Monday, Aug. 18, 1930
A Fool, Maybe
Members of the 67th Congress (1921-23) were not surprised last week to hear that their most eccentric colleague, Manuel Herrick, 54, Republican, of the Eighth Oklahoma District, had been arrested by Federal Dry agents while firing for $15 per week the boiler of a 500-gal. still in the remote reaches of St. Mary's County, Md.
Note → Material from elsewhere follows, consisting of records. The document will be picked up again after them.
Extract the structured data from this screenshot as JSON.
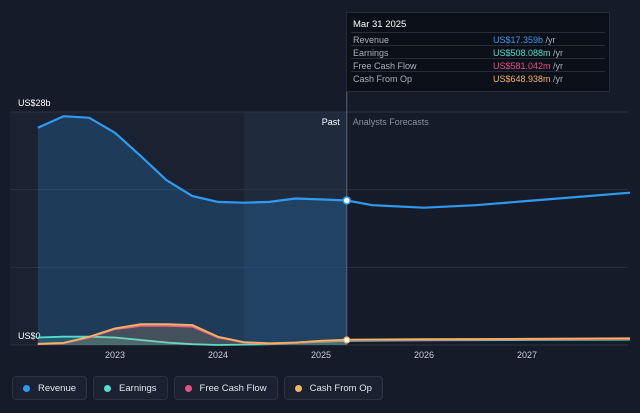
{
  "tooltip": {
    "date": "Mar 31 2025",
    "rows": [
      {
        "label": "Revenue",
        "value": "US$17.359b",
        "unit": " /yr",
        "color": "#2f9bf0"
      },
      {
        "label": "Earnings",
        "value": "US$508.088m",
        "unit": " /yr",
        "color": "#4fe0d0"
      },
      {
        "label": "Free Cash Flow",
        "value": "US$581.042m",
        "unit": " /yr",
        "color": "#e8508a"
      },
      {
        "label": "Cash From Op",
        "value": "US$648.938m",
        "unit": " /yr",
        "color": "#f3b462"
      }
    ]
  },
  "legend": [
    {
      "label": "Revenue",
      "color": "#2f9bf0"
    },
    {
      "label": "Earnings",
      "color": "#4fe0d0"
    },
    {
      "label": "Free Cash Flow",
      "color": "#e8508a"
    },
    {
      "label": "Cash From Op",
      "color": "#f3b462"
    }
  ],
  "chart_data": {
    "type": "area",
    "ylim": [
      0,
      28
    ],
    "y_unit": "US$ billions",
    "y_tick_labels": [
      {
        "value": 28,
        "label": "US$28b"
      },
      {
        "value": 0,
        "label": "US$0"
      }
    ],
    "x_tick_labels": [
      "2023",
      "2024",
      "2025",
      "2026",
      "2027"
    ],
    "divider_x": 2025.25,
    "past_label": "Past",
    "forecast_label": "Analysts Forecasts",
    "highlight": {
      "x": 2025.25,
      "series": "Revenue",
      "value": 17.359
    },
    "series": [
      {
        "name": "Revenue",
        "color": "#2f9bf0",
        "filled": true,
        "x": [
          2022.25,
          2022.5,
          2022.75,
          2023.0,
          2023.25,
          2023.5,
          2023.75,
          2024.0,
          2024.25,
          2024.5,
          2024.75,
          2025.0,
          2025.25,
          2025.5,
          2026.0,
          2026.5,
          2027.0,
          2027.5,
          2028.0
        ],
        "y": [
          26.1,
          27.5,
          27.3,
          25.5,
          22.7,
          19.8,
          17.9,
          17.2,
          17.1,
          17.2,
          17.6,
          17.5,
          17.359,
          16.8,
          16.5,
          16.8,
          17.3,
          17.8,
          18.3
        ]
      },
      {
        "name": "Earnings",
        "color": "#4fe0d0",
        "filled": true,
        "x": [
          2022.25,
          2022.5,
          2022.75,
          2023.0,
          2023.25,
          2023.5,
          2023.75,
          2024.0,
          2024.25,
          2024.5,
          2024.75,
          2025.0,
          2025.25,
          2026.0,
          2027.0,
          2028.0
        ],
        "y": [
          0.9,
          1.0,
          1.0,
          0.9,
          0.6,
          0.3,
          0.1,
          0.0,
          0.05,
          0.1,
          0.25,
          0.4,
          0.508,
          0.55,
          0.6,
          0.65
        ]
      },
      {
        "name": "Free Cash Flow",
        "color": "#e8508a",
        "filled": false,
        "x": [
          2022.25,
          2022.5,
          2022.75,
          2023.0,
          2023.25,
          2023.5,
          2023.75,
          2024.0,
          2024.25,
          2024.5,
          2024.75,
          2025.0,
          2025.25,
          2026.0,
          2027.0,
          2028.0
        ],
        "y": [
          0.1,
          0.2,
          0.9,
          1.9,
          2.3,
          2.3,
          2.2,
          0.9,
          0.3,
          0.15,
          0.25,
          0.45,
          0.581,
          0.63,
          0.68,
          0.72
        ]
      },
      {
        "name": "Cash From Op",
        "color": "#f3b462",
        "filled": true,
        "x": [
          2022.25,
          2022.5,
          2022.75,
          2023.0,
          2023.25,
          2023.5,
          2023.75,
          2024.0,
          2024.25,
          2024.5,
          2024.75,
          2025.0,
          2025.25,
          2026.0,
          2027.0,
          2028.0
        ],
        "y": [
          0.15,
          0.25,
          1.0,
          2.0,
          2.5,
          2.5,
          2.4,
          1.0,
          0.35,
          0.2,
          0.3,
          0.5,
          0.649,
          0.7,
          0.75,
          0.8
        ]
      }
    ]
  }
}
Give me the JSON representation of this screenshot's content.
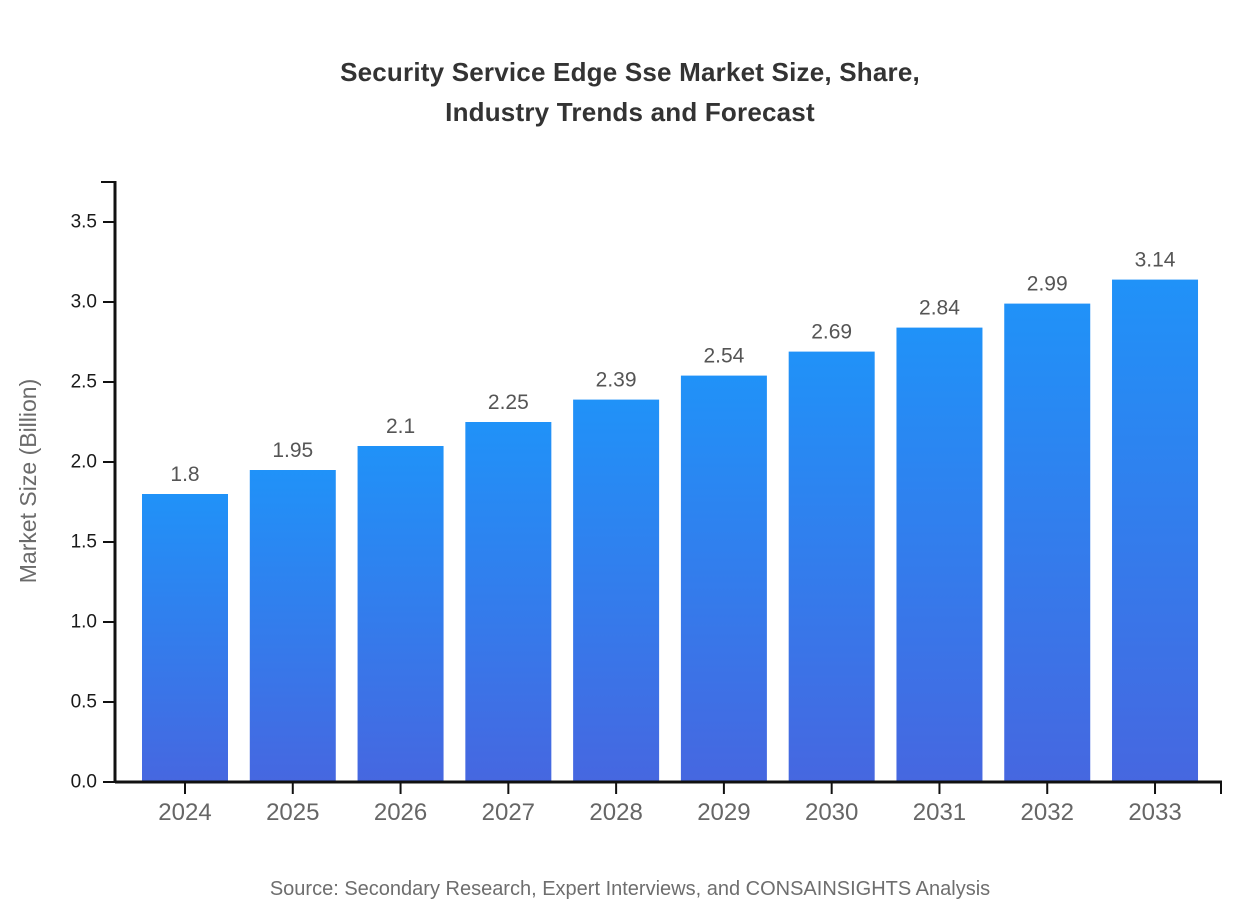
{
  "chart_data": {
    "type": "bar",
    "title": "Security Service Edge Sse Market Size, Share, Industry Trends and Forecast",
    "title_lines": [
      "Security Service Edge Sse Market Size, Share,",
      "Industry Trends and Forecast"
    ],
    "categories": [
      "2024",
      "2025",
      "2026",
      "2027",
      "2028",
      "2029",
      "2030",
      "2031",
      "2032",
      "2033"
    ],
    "values": [
      1.8,
      1.95,
      2.1,
      2.25,
      2.39,
      2.54,
      2.69,
      2.84,
      2.99,
      3.14
    ],
    "xlabel": "",
    "ylabel": "Market Size (Billion)",
    "ylim": [
      0,
      3.5
    ],
    "ytick_step": 0.5,
    "ytick_labels": [
      "0.0",
      "0.5",
      "1.0",
      "1.5",
      "2.0",
      "2.5",
      "3.0",
      "3.5"
    ],
    "grid": false,
    "legend": false,
    "colors": {
      "bar_gradient_top": "#2092F8",
      "bar_gradient_bottom": "#4667E0",
      "axis_line": "#111111",
      "ytick_label": "#1a1a1a",
      "xtick_label": "#666666",
      "value_label": "#555555",
      "axis_title": "#6b6b6b",
      "title_text": "#333333"
    }
  },
  "footer": {
    "source": "Source: Secondary Research, Expert Interviews, and CONSAINSIGHTS Analysis"
  }
}
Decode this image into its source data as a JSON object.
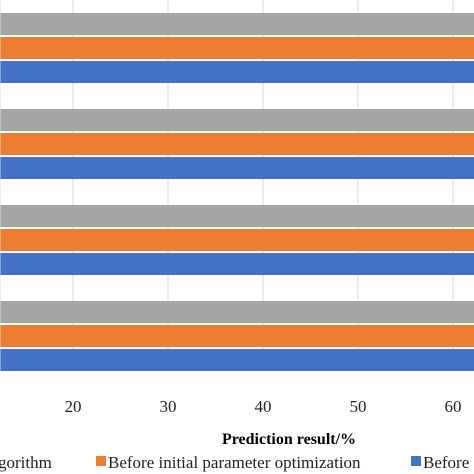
{
  "chart_data": {
    "type": "bar",
    "orientation": "horizontal",
    "xlabel": "Prediction result/%",
    "x_ticks": [
      20,
      30,
      40,
      50,
      60
    ],
    "xlim": [
      12,
      65
    ],
    "grid": "vertical",
    "legend_position": "bottom",
    "groups": 4,
    "series": [
      {
        "name": "",
        "legend_text": "gorithm",
        "color": "#a5a5a5"
      },
      {
        "name": "Before initial parameter optimization",
        "legend_text": "Before initial parameter optimization",
        "color": "#ed7d31"
      },
      {
        "name": "",
        "legend_text": "Before",
        "color": "#4472c4"
      }
    ],
    "values_note": "all bars extend beyond the visible x range"
  }
}
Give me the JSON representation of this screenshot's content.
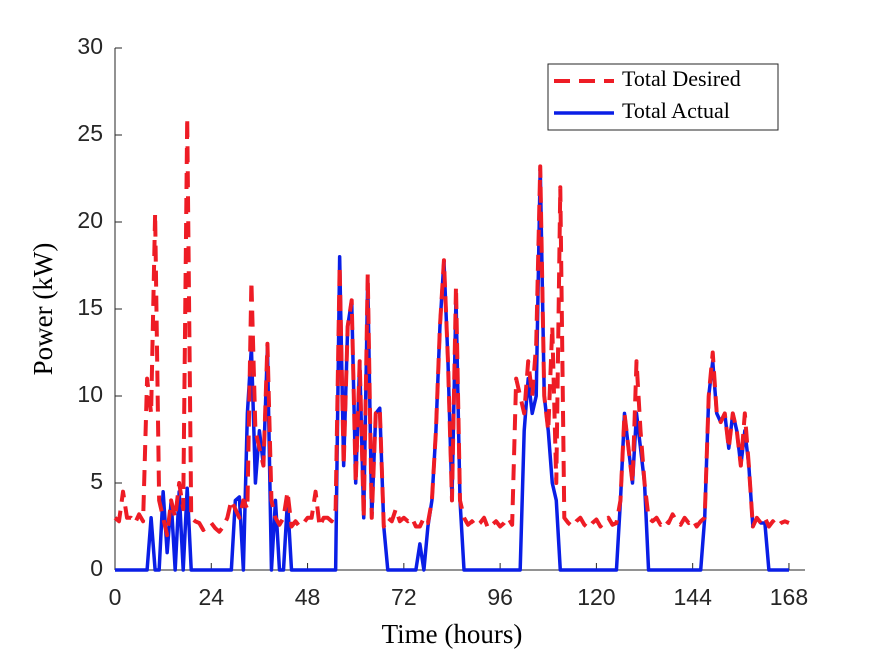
{
  "chart_data": {
    "type": "line",
    "xlabel": "Time (hours)",
    "ylabel": "Power (kW)",
    "xlim": [
      0,
      172
    ],
    "ylim": [
      0,
      30
    ],
    "xticks": [
      0,
      24,
      48,
      72,
      96,
      120,
      144,
      168
    ],
    "yticks": [
      0,
      5,
      10,
      15,
      20,
      25,
      30
    ],
    "legend": "northeast",
    "x": [
      0,
      1,
      2,
      3,
      4,
      5,
      6,
      7,
      8,
      9,
      10,
      11,
      12,
      13,
      14,
      15,
      16,
      17,
      18,
      19,
      20,
      21,
      22,
      23,
      24,
      25,
      26,
      27,
      28,
      29,
      30,
      31,
      32,
      33,
      34,
      35,
      36,
      37,
      38,
      39,
      40,
      41,
      42,
      43,
      44,
      45,
      46,
      47,
      48,
      49,
      50,
      51,
      52,
      53,
      54,
      55,
      56,
      57,
      58,
      59,
      60,
      61,
      62,
      63,
      64,
      65,
      66,
      67,
      68,
      69,
      70,
      71,
      72,
      73,
      74,
      75,
      76,
      77,
      78,
      79,
      80,
      81,
      82,
      83,
      84,
      85,
      86,
      87,
      88,
      89,
      90,
      91,
      92,
      93,
      94,
      95,
      96,
      97,
      98,
      99,
      100,
      101,
      102,
      103,
      104,
      105,
      106,
      107,
      108,
      109,
      110,
      111,
      112,
      113,
      114,
      115,
      116,
      117,
      118,
      119,
      120,
      121,
      122,
      123,
      124,
      125,
      126,
      127,
      128,
      129,
      130,
      131,
      132,
      133,
      134,
      135,
      136,
      137,
      138,
      139,
      140,
      141,
      142,
      143,
      144,
      145,
      146,
      147,
      148,
      149,
      150,
      151,
      152,
      153,
      154,
      155,
      156,
      157,
      158,
      159,
      160,
      161,
      162,
      163,
      164,
      165,
      166,
      167,
      168
    ],
    "series": [
      {
        "name": "Total Actual",
        "color": "#0a1ee6",
        "style": "solid",
        "values": [
          0,
          0,
          0,
          0,
          0,
          0,
          0,
          0,
          0,
          3,
          0,
          0,
          4.5,
          1,
          4,
          0,
          4.5,
          0,
          4.7,
          0,
          0,
          0,
          0,
          0,
          0,
          0,
          0,
          0,
          0,
          0,
          4,
          4.2,
          0,
          9,
          12.8,
          5,
          8,
          6,
          12.8,
          0,
          4,
          0,
          0,
          4,
          0,
          0,
          0,
          0,
          0,
          0,
          0,
          0,
          0,
          0,
          0,
          0,
          18,
          6,
          14,
          15.5,
          5,
          12,
          3,
          16.8,
          3,
          9,
          9.3,
          2.5,
          0,
          0,
          0,
          0,
          0,
          0,
          0,
          0,
          1.5,
          0,
          2.5,
          4,
          8,
          14,
          17.8,
          12,
          4,
          15.7,
          4,
          0,
          0,
          0,
          0,
          0,
          0,
          0,
          0,
          0,
          0,
          0,
          0,
          0,
          0,
          0,
          8,
          11,
          9,
          10,
          23.2,
          10,
          8,
          5,
          4,
          0,
          0,
          0,
          0,
          0,
          0,
          0,
          0,
          0,
          0,
          0,
          0,
          0,
          0,
          0,
          4,
          9,
          7,
          5,
          9,
          7,
          5,
          0,
          0,
          0,
          0,
          0,
          0,
          0,
          0,
          0,
          0,
          0,
          0,
          0,
          0,
          3,
          10,
          12,
          9,
          8.5,
          9,
          7,
          9,
          8,
          6,
          8,
          6,
          2.5,
          3,
          2.7,
          2.7,
          0,
          0,
          0,
          0,
          0,
          0
        ]
      },
      {
        "name": "Total Desired",
        "color": "#ee1c25",
        "style": "dashed",
        "values": [
          3,
          2.8,
          4.5,
          3,
          3,
          2.7,
          3.2,
          2.8,
          11,
          9,
          20.5,
          4,
          3,
          2,
          4,
          3,
          5,
          3.5,
          26,
          3,
          2.8,
          2.7,
          2.3,
          2.5,
          2.7,
          2.4,
          2.2,
          2.5,
          3,
          4,
          3.5,
          3,
          4,
          3.5,
          16.6,
          8,
          7,
          6,
          13,
          4,
          3,
          2.6,
          3,
          4.5,
          2.5,
          2.8,
          2.5,
          2.7,
          3,
          3,
          4.5,
          2.5,
          3,
          3,
          2.8,
          3.5,
          17.5,
          6,
          14,
          15.5,
          5,
          12,
          3,
          17,
          3,
          9,
          9.3,
          2.5,
          3,
          2.8,
          3.5,
          2.8,
          3,
          2.8,
          3,
          2.5,
          2.5,
          3,
          2.7,
          4,
          8,
          14,
          17.8,
          12,
          4,
          16.3,
          4,
          3,
          2.6,
          2.8,
          2.5,
          2.7,
          3,
          2.4,
          2.6,
          2.8,
          2.5,
          2.7,
          3,
          2.6,
          11,
          10,
          9,
          12,
          10,
          13,
          23.2,
          10,
          8,
          14,
          5,
          22,
          3,
          2.7,
          2.5,
          2.8,
          3,
          2.6,
          2.4,
          2.7,
          2.9,
          2.5,
          2.8,
          3,
          2.6,
          2.7,
          4,
          9,
          7,
          5,
          12,
          8,
          5,
          3,
          2.8,
          3,
          2.6,
          2.9,
          2.7,
          3.2,
          2.8,
          2.6,
          3,
          2.7,
          2.9,
          2.5,
          2.8,
          3,
          10,
          12.5,
          9,
          8.5,
          9,
          7,
          9,
          8,
          6,
          9,
          6,
          2.5,
          3,
          2.7,
          3,
          2.5,
          2.8,
          2.5,
          2.7,
          2.8,
          2.7
        ]
      }
    ]
  }
}
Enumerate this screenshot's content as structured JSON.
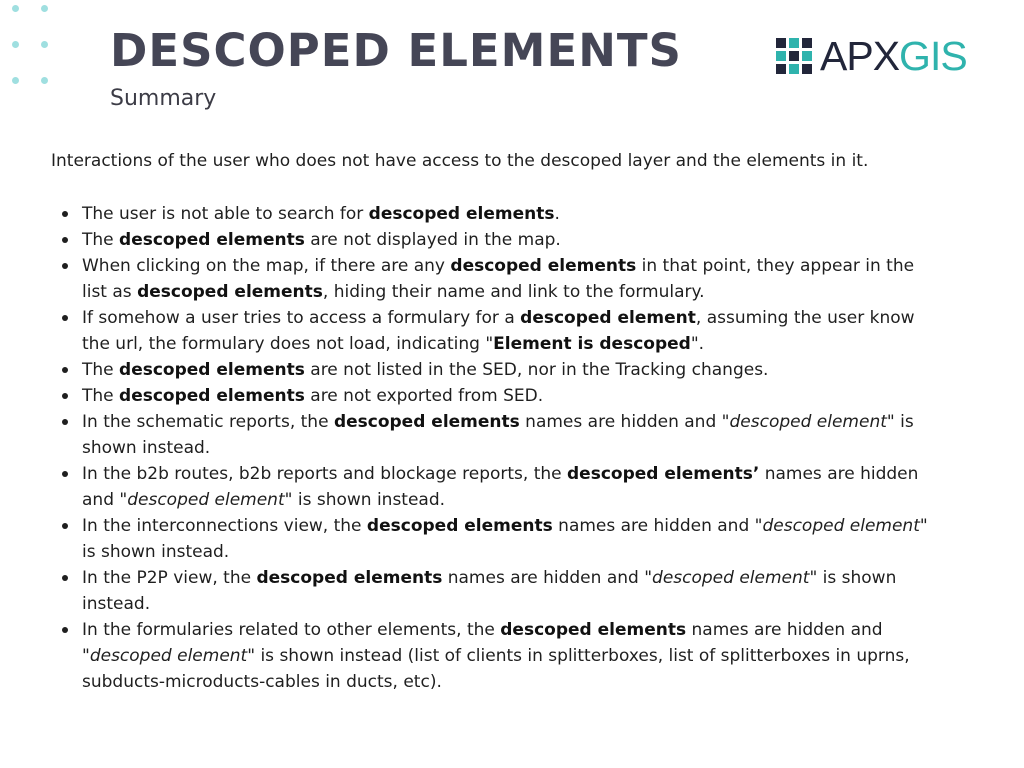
{
  "header": {
    "title": "DESCOPED ELEMENTS",
    "subtitle": "Summary"
  },
  "logo": {
    "text_apx": "APX",
    "text_gis": "GIS",
    "colors": {
      "dark": "#22263a",
      "teal": "#2fb3ad"
    }
  },
  "intro": "Interactions of the user who does not have access to the descoped layer and the elements in it.",
  "bullets": [
    {
      "segments": [
        {
          "t": "The user is not able to search for "
        },
        {
          "t": "descoped elements",
          "b": true
        },
        {
          "t": "."
        }
      ]
    },
    {
      "segments": [
        {
          "t": "The "
        },
        {
          "t": "descoped elements",
          "b": true
        },
        {
          "t": " are not displayed in the map."
        }
      ]
    },
    {
      "segments": [
        {
          "t": "When clicking on the map, if there are any "
        },
        {
          "t": "descoped elements",
          "b": true
        },
        {
          "t": " in that point, they appear in the list as "
        },
        {
          "t": "descoped elements",
          "b": true
        },
        {
          "t": ", hiding their name and link to the formulary."
        }
      ]
    },
    {
      "segments": [
        {
          "t": "If somehow a user tries to access a formulary for a "
        },
        {
          "t": "descoped element",
          "b": true
        },
        {
          "t": ", assuming the user know the url, the formulary does not load, indicating \""
        },
        {
          "t": "Element is descoped",
          "b": true
        },
        {
          "t": "\"."
        }
      ]
    },
    {
      "segments": [
        {
          "t": "The "
        },
        {
          "t": "descoped elements",
          "b": true
        },
        {
          "t": " are not listed in the SED, nor in the Tracking changes."
        }
      ]
    },
    {
      "segments": [
        {
          "t": "The "
        },
        {
          "t": "descoped elements",
          "b": true
        },
        {
          "t": " are not exported from SED."
        }
      ]
    },
    {
      "segments": [
        {
          "t": "In the schematic reports, the "
        },
        {
          "t": "descoped elements",
          "b": true
        },
        {
          "t": " names are hidden and \""
        },
        {
          "t": "descoped element",
          "i": true
        },
        {
          "t": "\" is shown instead."
        }
      ]
    },
    {
      "segments": [
        {
          "t": "In the b2b routes, b2b reports and blockage reports, the "
        },
        {
          "t": "descoped elements’",
          "b": true
        },
        {
          "t": " names are hidden and \""
        },
        {
          "t": "descoped element",
          "i": true
        },
        {
          "t": "\" is shown instead."
        }
      ]
    },
    {
      "segments": [
        {
          "t": "In the interconnections view, the "
        },
        {
          "t": "descoped elements",
          "b": true
        },
        {
          "t": " names are hidden and \""
        },
        {
          "t": "descoped element",
          "i": true
        },
        {
          "t": "\" is shown instead."
        }
      ]
    },
    {
      "segments": [
        {
          "t": "In the P2P view, the "
        },
        {
          "t": "descoped elements",
          "b": true
        },
        {
          "t": " names are hidden and \""
        },
        {
          "t": "descoped element",
          "i": true
        },
        {
          "t": "\" is shown instead."
        }
      ]
    },
    {
      "segments": [
        {
          "t": "In the formularies related to other elements, the "
        },
        {
          "t": "descoped elements",
          "b": true
        },
        {
          "t": " names are hidden and \""
        },
        {
          "t": "descoped element",
          "i": true
        },
        {
          "t": "\" is shown instead (list of clients in splitterboxes, list of splitterboxes in uprns, subducts-microducts-cables in ducts, etc)."
        }
      ]
    }
  ]
}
They well remembered Congressman Herrick's notorious exploits during his two years at the Capitol--the beauty contest he ran from his office in the House Office Building which resulted in a breach of promise suit against him; the $7,500 slander suit his secretary, Miss Ethelyn Crane, won against him; the 1-c- verdict he was awarded in a breach of promise suit against Miss Crane; his desire to be the "dare-devil aviator of Congress" and his purchase of many an old Army plane that would not fly.
The last time most of his fellow Congressmen had seen him was on the session's closing day when, snoring loudly, he napped on a lounge in the House lobby, with a white lily in one hand, in the other a bill for Federal eradication of venereal diseases by an expenditure of $50,000,000. Said he on leaving the Capitol : "The smell of liquor on all sides has sickened me."
When, clad in blue overalls, he was arrested last week, he claimed that he was an undercover agent of the U. S. Prohibition Bureau working at the still to get evidence. The Department of Justice admitted he had sought such a job last month but denied that he had been hired. Jailed with a Negro because he could not furnish $1,500 bail, he mused:
"When I was in Congress, I had as much as $50,000 in bills stacked on my desk-- dishonest money. But I said to them: 'Take it away!' Maybe I was a fool."
Herrick, a cattleman and farmer in Oklahoma's "Cherokee strip," was elected to Congress in 1920 by the sudden death of his chief opponent and that year's Republican landslide. In 1922 he campaigned vainly for re-election with a speech entitled: "Two Years in Congress, or Through Hell and Back."